T-duality as coordinates permutation in double space

TL;DR

This paper presents a framework where T-duality in string theory is represented as coordinate permutations within a doubled space, simplifying the understanding of dualities and unifying backgrounds of T-dual theories.

Contribution

The authors introduce a double space with coordinates for original and dual variables, showing T-duality as coordinate permutation, which unifies all T-dual backgrounds.

Findings

T-duality transformations are realized as coordinate exchanges in double space.

Complete T-duality transformations form a subgroup of the permutation group.

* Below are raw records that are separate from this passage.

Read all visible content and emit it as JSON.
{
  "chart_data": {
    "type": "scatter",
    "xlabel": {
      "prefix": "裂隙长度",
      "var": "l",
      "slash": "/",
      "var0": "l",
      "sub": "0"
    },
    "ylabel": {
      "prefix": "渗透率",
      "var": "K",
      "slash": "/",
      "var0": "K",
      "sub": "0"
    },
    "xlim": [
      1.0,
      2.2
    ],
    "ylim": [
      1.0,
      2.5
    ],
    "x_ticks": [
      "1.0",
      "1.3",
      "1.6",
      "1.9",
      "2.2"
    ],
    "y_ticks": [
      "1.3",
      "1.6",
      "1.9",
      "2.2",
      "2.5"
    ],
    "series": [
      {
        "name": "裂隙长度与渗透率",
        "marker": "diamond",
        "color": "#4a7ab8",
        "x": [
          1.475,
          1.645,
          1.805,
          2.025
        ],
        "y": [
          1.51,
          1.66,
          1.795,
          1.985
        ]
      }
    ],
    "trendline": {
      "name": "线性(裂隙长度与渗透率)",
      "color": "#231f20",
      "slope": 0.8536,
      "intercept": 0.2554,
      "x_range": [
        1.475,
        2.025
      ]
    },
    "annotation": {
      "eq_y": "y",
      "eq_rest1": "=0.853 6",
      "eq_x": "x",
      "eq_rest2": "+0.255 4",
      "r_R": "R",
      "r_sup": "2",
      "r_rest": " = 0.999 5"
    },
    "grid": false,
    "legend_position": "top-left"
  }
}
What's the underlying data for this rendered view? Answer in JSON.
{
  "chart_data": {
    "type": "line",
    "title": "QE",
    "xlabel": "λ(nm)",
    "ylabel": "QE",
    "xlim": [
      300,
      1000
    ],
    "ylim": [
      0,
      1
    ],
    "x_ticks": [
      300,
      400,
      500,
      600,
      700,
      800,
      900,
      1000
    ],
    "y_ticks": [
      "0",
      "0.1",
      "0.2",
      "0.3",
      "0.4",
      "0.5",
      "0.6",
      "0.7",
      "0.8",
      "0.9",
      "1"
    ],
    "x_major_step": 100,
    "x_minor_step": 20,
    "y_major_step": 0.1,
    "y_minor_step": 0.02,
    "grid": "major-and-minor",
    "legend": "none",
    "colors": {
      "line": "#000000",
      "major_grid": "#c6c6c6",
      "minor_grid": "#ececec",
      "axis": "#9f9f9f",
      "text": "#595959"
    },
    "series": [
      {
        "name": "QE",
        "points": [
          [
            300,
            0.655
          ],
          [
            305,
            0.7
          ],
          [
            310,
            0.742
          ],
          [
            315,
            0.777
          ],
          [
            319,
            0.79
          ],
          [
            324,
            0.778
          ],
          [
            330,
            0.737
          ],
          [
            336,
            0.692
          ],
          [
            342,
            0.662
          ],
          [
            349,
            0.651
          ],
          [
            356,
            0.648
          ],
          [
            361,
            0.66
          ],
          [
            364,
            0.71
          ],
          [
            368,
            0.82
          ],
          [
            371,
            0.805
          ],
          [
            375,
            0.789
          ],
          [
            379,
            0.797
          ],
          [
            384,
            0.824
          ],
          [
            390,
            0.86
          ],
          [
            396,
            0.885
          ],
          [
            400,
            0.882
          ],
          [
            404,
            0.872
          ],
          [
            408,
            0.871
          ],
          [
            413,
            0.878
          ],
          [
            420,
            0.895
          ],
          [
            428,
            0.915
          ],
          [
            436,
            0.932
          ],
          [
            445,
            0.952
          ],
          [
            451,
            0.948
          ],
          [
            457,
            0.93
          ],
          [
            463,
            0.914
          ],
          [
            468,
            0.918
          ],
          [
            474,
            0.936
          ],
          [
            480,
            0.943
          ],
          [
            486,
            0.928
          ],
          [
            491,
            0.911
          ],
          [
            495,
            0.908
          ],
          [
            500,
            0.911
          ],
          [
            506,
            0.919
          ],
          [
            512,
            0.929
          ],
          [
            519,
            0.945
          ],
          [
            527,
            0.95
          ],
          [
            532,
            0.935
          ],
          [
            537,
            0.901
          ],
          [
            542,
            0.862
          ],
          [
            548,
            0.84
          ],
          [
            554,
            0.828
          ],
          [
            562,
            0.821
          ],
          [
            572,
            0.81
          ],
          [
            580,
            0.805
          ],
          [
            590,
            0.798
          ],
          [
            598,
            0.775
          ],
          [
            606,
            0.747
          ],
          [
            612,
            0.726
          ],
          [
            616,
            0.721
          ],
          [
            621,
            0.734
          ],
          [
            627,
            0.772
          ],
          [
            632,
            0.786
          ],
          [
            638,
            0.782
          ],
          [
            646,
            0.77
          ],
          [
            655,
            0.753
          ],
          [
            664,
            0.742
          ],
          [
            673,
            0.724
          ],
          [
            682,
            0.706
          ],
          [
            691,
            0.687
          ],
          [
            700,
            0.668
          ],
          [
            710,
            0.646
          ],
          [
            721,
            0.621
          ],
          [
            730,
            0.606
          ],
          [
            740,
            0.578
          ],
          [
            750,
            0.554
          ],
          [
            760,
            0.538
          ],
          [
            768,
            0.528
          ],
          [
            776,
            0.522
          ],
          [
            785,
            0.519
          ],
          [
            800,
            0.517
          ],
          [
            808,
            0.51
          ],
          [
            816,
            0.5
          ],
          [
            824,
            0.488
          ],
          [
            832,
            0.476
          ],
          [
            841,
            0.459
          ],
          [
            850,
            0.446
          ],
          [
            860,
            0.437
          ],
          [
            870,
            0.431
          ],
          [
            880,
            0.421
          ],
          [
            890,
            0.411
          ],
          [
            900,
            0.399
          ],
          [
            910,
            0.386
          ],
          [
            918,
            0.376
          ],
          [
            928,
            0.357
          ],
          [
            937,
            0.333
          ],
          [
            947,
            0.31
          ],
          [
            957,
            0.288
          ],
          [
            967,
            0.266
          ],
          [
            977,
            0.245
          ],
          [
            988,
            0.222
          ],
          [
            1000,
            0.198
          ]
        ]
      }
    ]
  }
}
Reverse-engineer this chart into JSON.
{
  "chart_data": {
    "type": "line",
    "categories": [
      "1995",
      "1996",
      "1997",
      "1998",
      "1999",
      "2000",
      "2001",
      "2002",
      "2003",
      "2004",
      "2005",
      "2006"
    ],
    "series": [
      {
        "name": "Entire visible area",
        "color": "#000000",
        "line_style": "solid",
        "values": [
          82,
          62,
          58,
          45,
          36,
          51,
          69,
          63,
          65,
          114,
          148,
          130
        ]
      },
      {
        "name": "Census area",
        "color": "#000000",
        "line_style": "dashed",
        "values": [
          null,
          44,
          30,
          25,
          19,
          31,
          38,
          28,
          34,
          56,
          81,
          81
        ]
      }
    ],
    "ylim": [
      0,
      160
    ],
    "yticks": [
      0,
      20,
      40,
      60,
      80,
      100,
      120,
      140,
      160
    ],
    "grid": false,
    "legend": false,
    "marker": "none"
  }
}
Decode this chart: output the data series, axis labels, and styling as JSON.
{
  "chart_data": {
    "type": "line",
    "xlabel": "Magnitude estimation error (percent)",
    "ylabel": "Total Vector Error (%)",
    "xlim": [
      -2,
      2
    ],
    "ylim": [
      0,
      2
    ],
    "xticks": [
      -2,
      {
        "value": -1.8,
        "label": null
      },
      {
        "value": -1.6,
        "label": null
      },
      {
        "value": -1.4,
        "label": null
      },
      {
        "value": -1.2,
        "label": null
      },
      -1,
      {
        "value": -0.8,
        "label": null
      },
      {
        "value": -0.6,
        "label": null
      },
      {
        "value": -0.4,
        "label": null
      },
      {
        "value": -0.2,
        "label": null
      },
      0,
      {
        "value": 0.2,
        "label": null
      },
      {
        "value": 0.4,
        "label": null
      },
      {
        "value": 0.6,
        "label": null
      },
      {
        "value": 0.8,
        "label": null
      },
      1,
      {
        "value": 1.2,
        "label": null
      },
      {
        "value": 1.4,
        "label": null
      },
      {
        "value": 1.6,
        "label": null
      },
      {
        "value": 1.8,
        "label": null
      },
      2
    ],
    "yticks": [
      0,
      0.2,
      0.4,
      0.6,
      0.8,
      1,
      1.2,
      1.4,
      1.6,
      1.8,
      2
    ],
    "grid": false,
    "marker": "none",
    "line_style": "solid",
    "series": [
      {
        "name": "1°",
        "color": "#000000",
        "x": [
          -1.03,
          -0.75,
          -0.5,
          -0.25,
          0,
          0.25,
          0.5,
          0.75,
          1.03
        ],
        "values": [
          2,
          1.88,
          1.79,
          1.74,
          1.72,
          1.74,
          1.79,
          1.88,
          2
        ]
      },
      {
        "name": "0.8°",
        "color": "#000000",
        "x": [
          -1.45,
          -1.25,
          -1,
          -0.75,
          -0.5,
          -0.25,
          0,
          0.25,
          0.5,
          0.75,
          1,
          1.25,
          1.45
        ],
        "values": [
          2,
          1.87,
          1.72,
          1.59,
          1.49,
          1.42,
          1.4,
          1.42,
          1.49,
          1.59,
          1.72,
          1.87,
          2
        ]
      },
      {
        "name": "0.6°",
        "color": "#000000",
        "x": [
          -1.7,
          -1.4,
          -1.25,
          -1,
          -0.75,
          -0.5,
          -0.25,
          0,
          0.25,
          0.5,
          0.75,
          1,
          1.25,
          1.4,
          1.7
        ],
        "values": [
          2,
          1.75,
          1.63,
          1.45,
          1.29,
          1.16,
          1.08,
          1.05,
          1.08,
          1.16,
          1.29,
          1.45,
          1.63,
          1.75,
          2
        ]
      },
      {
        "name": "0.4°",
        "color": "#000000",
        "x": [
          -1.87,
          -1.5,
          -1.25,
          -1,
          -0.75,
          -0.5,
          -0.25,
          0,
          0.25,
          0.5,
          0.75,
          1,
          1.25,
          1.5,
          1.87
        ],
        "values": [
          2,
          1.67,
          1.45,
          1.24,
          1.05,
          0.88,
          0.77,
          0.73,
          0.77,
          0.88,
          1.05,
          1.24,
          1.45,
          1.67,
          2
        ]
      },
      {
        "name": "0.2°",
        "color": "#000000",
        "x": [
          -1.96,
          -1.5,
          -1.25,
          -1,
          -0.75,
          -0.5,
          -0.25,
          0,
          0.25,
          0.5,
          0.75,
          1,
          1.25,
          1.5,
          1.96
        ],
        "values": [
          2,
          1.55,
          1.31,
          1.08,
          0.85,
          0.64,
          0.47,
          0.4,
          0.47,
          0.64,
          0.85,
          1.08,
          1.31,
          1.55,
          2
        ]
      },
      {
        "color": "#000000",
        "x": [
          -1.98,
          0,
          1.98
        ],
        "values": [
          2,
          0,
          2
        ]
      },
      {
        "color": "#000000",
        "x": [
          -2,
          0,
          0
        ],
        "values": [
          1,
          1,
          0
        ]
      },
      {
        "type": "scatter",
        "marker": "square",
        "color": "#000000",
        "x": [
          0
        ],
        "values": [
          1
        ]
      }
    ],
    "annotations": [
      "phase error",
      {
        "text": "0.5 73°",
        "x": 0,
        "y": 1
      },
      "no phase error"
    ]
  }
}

Unified representation of all T-dual backgrounds in double space.

Abstract

We introduce the $2D$ dimensional double space with the coordinates $Z^M= (x^\mu, y_\mu)$ which components are the coordinates of initial space $x^\mu$ and its T-dual $y_\mu$. We shall show that in this extended space the T-duality transformations can be realized simply by exchanging places of some coordinates $x^a$, along which we want to perform T-duality and the corresponding dual coordinates $y_a$. In such approach it is evident that T-duality leads to the physically equivalent theory and that complete set of T-duality transformations form subgroup of the $2D$ permutation group. So, in the double space we are able to represent the backgrounds of all T-dual theories in unified manner.